Rayfield’s proposal has also been panned by Honest Elections Oregon, the advocacy group that has passed campaign contribution limits in Portland and Multnomah County.

Honest Elections and its allies failed to land a system of statewide limits on the 2022 ballot, after Secretary of State Shemia Fagan’s office found its proposals contained technical errors. In addition to pursuing a ballot measure next year, the group has circulated a list of detailed critiques about Rayfield’s proposal. A chief complaint: The bill would allow wealthy companies and people to escape limits by giving to candidates via a variety of shell companies.

“The problem is the bill has so many loopholes that the nominal limits don’t mean anything,” said Dan Meek, an elections attorney and member of Honest Elections Oregon. “All we know is that Rayfield wants to pursue a bill that all the good government groups oppose.”

Rayfield, meanwhile, suggested this week that any attempts to pass campaign finance laws on the ballot could be doomed before they begin.

“A lot of these ballot measures have had multiple biennia to be filed and raise the money to put on the ballot, and nobody has done it,” he said. “What’s to say that the next two years is any different?”

Oregon has a fraught history with attempting to tamp down campaign spending. For decades, a state supreme court ruling that political donations qualified as free speech ensured policymakers were blocked from creating limits. But the court reversed course in 2020. That same year, voters overwhelmingly approved a measure that amended the state Constitution to explicitly allow for campaign finance limits.

The mandate from voters seemed at first like it would give urgency to lawmakers. Instead, the Legislature has largely punted on the issue as the state’s 90 lawmakers bring different views of what limits on political giving should look like – and what such rules might mean for their political futures.

“I’m not going out on a limb when I say, ‘Yeah, I believe there should be limits,’” said House Majority Leader Julie Fahey, D-Eugene. “The voters have said our current system doesn’t work.”

Rayfield and Fahey have been talking to business, labor and good governance groups in recent weeks, and are working up an amendment to HB 2003. Fahey expects to hold a hearing on that amendment in the House Rules Committee she chairs, but in a recent interview said she didn’t know when.

Meanwhile, state Sen. Jeff Golden, D-Ashland, has his own bill advocating tighter limits than HB 2003. Golden’s bill has yet to get a hearing, however, and Senate leaders have signaled they could be content allowing the House to take the lead on campaign finance issues this session.

If Democrats do advance a proposal, they’ll likely need to pass it along party lines. Republicans have long complained that proposals like Rayfield’s are unfair.

“Democratic campaign finance proposals game the system in favor of their public sector union donors,” House Minority Leader Vikki Breese-Iverson, R-Prineville, said in a statement to OPB. “While these conversations have occurred this session, we know progressive activists are pressing the majority to introduce extreme and unbalanced proposals. Any discussions surrounding campaign finance must prioritize transparency over control.”

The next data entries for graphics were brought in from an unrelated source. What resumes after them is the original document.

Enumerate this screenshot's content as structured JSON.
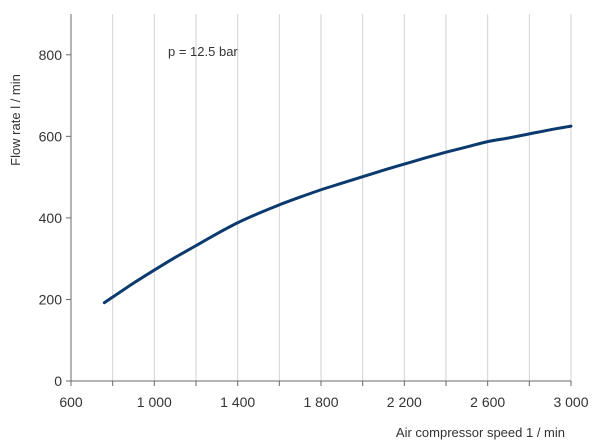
{
  "chart_data": {
    "type": "line",
    "title": "",
    "xlabel": "Air compressor speed 1 / min",
    "ylabel": "Flow rate l / min",
    "xlim": [
      600,
      3000
    ],
    "ylim": [
      0,
      900
    ],
    "x_ticks": [
      600,
      1000,
      1400,
      1800,
      2200,
      2600,
      3000
    ],
    "x_tick_labels": [
      "600",
      "1 000",
      "1 400",
      "1 800",
      "2 200",
      "2 600",
      "3 000"
    ],
    "x_minor_gridlines": [
      800,
      1200,
      1600,
      2000,
      2400,
      2800
    ],
    "y_ticks": [
      0,
      200,
      400,
      600,
      800
    ],
    "y_tick_labels": [
      "0",
      "200",
      "400",
      "600",
      "800"
    ],
    "grid": "vertical",
    "annotation": "p = 12.5 bar",
    "series": [
      {
        "color": "#0b3a6e",
        "x": [
          760,
          900,
          1000,
          1100,
          1200,
          1300,
          1400,
          1500,
          1600,
          1700,
          1800,
          1900,
          2000,
          2100,
          2200,
          2300,
          2400,
          2500,
          2600,
          2700,
          2800,
          2900,
          3000
        ],
        "y": [
          192,
          240,
          272,
          303,
          332,
          361,
          388,
          411,
          432,
          451,
          469,
          485,
          501,
          517,
          532,
          547,
          561,
          574,
          587,
          596,
          606,
          616,
          625
        ]
      }
    ]
  }
}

Despite the varied opinions about what sensible contribution limits look like, virtually everyone expects a system to take hold eventually.

When that happens, the state is likely to see a rush of “independent expenditures,” campaign spending in favor or opposing a candidate that is created without a candidate’s input or knowledge. Because of the 2010 U.S. Supreme Court ruling in Citizens United v. FEC, independent expenditures are not subject to campaign finance limits.

“You can’t stop money going into politics,” said Joe Baessler, associate director of Oregon AFSCME Council 75, a major political donor. “The best you can do is figure out what is the type of electioneering, what is the type of electoral behavior you want to incentivize.”